Mas sua alegria não durou muito. O celular de Kikyo tocou, e ela atendeu em seguida. Era ele.
A única nuvem negra no céu azul de Kagome, a única manchinha ruim em seu coração. Inuyasha. Ela tentou focar os olhos na estrada, mas não conseguia desviar a atenção do telefone. Se corroía para saber o que eles estavam conversando, mas sabia amargamente que isso não importava. Sua imaginação sabia ser cruel o bastante. E ela imaginava, o ciúme crescendo como uma represa que foi durante muito contida, a deixando surda para as palavras que eram realmente ditas. Ela imaginava, as juras de amor, os sussurros, conseguia ver o sorriso solto do garoto em sua mente, feliz só por ouvir a voz da amada. Kagome brigou contra o nó que se formava em sua garganta. Kikyo não havia lhe dito nada, mas ela viu na noite anterior à irmã mais velha mostrando toda animada o anel que havia ganhado para a mãe. Era definitivo, inevitável. Eles, Kikyo e Inuyasha estavam noivos. Ela sentiu uma lágrima escorrer pelo canto dos seus olhos, numa trilha quente e solitária pelo seu rosto. Como era burra, pensava. Tinha que ter ligado para o Kouga. Pedido para ele levá-la a qualquer lugar. Como por um instante passou pela sua cabeça que seria forte o bastante para ir a essa competição? Ainda podia, pensou automaticamente tirando uma das mãos do volante para tocar no celular em seu bolso. Era só arrumar uma desculpa, estacionar o carro e em poucos minutos estaria sentada na moto do Kouga. Fugindo da verdade, como a covarde que sempre foi.

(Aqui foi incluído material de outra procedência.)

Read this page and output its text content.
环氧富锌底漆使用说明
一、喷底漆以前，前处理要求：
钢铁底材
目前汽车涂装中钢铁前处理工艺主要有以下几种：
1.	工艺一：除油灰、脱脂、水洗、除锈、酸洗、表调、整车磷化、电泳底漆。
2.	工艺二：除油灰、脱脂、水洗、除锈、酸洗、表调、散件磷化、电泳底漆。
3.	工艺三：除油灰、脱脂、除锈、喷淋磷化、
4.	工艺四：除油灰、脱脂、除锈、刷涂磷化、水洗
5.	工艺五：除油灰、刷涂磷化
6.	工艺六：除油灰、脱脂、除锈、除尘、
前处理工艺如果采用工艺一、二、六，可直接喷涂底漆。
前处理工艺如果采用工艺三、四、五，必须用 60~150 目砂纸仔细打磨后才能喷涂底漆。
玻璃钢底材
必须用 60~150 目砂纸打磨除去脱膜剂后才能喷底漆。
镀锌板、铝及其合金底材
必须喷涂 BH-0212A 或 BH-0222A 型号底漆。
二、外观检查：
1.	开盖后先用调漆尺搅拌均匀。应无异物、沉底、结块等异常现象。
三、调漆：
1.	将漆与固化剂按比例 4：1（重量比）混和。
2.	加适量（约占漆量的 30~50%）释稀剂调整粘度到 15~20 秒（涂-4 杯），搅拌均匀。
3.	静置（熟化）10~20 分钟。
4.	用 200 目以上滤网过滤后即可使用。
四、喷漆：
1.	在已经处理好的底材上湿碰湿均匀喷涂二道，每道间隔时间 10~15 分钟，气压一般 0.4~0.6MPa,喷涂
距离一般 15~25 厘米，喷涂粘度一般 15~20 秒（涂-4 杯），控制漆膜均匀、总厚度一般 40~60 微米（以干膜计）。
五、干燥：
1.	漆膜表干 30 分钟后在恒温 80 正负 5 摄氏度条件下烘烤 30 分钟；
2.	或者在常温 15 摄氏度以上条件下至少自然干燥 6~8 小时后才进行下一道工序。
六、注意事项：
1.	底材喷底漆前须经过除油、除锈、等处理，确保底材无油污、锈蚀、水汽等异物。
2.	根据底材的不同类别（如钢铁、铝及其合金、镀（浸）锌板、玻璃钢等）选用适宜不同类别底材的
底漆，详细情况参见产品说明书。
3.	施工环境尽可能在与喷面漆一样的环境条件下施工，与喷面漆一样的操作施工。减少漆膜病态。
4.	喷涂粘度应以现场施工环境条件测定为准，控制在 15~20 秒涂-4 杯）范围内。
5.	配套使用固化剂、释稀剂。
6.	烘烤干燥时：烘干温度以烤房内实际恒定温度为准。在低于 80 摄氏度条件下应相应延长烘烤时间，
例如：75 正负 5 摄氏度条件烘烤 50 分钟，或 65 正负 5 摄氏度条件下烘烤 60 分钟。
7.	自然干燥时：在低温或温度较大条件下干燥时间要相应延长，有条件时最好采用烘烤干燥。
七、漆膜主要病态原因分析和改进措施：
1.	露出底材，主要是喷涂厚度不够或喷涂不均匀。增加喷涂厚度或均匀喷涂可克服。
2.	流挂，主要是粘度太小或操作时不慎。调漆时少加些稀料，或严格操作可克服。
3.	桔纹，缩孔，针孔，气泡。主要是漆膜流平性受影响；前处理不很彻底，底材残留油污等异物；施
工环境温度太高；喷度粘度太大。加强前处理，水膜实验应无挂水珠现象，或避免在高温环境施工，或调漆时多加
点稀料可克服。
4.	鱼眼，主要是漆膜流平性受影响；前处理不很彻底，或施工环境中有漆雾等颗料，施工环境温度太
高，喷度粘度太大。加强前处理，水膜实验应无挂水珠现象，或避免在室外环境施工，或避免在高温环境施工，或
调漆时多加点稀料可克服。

Entretanto, uma vozinha gritava no fundo do seu peito. Ela queria. Não, ela precisava vê-lo uma última vez. Precisava, mesmo que por poucos minutos, olhar no fundo dos seus olhos dourados, sem culpa. Então trancaria esse amor bem fundo no peito. Só assim conseguiria encontrar forças para estar na primeira fileira no casamento da irmã, verdadeiramente feliz por ela. Por isso estava ali, naquele carro. Por isso se forçou durante todo dia a se arrumar e ajudar a irmã mais velha a escolher o que vestir. Iria vê-lo lutar, sorriria como se o inferno não estivesse a queimando por dentro. E o esqueceria, de um jeito ou de outro, para sempre.

Como uma corrente elétrica passando pelo seu corpo, gritos desesperados a fizeram voltar para a realidade. Um carro fez uma ultrapassagem e vinha na direção do veículo das garotas. Kagome girou o volante para a direita na manobra mais rápida que pode, mas ainda sim o carro colidiu na lateral do seu, o fazendo girar descontroladamente na pista.

-FREIA! FREIA! -Sango gritou desesperada.

-EU NÃO CONSIGO! AGARROU! - Kagome respondeu tentando inutilmente afundar o pé no pedal.

-MEU DEUS DO CÉU!- Rin gritou quando o carro finalmente parou de rodar como um pião.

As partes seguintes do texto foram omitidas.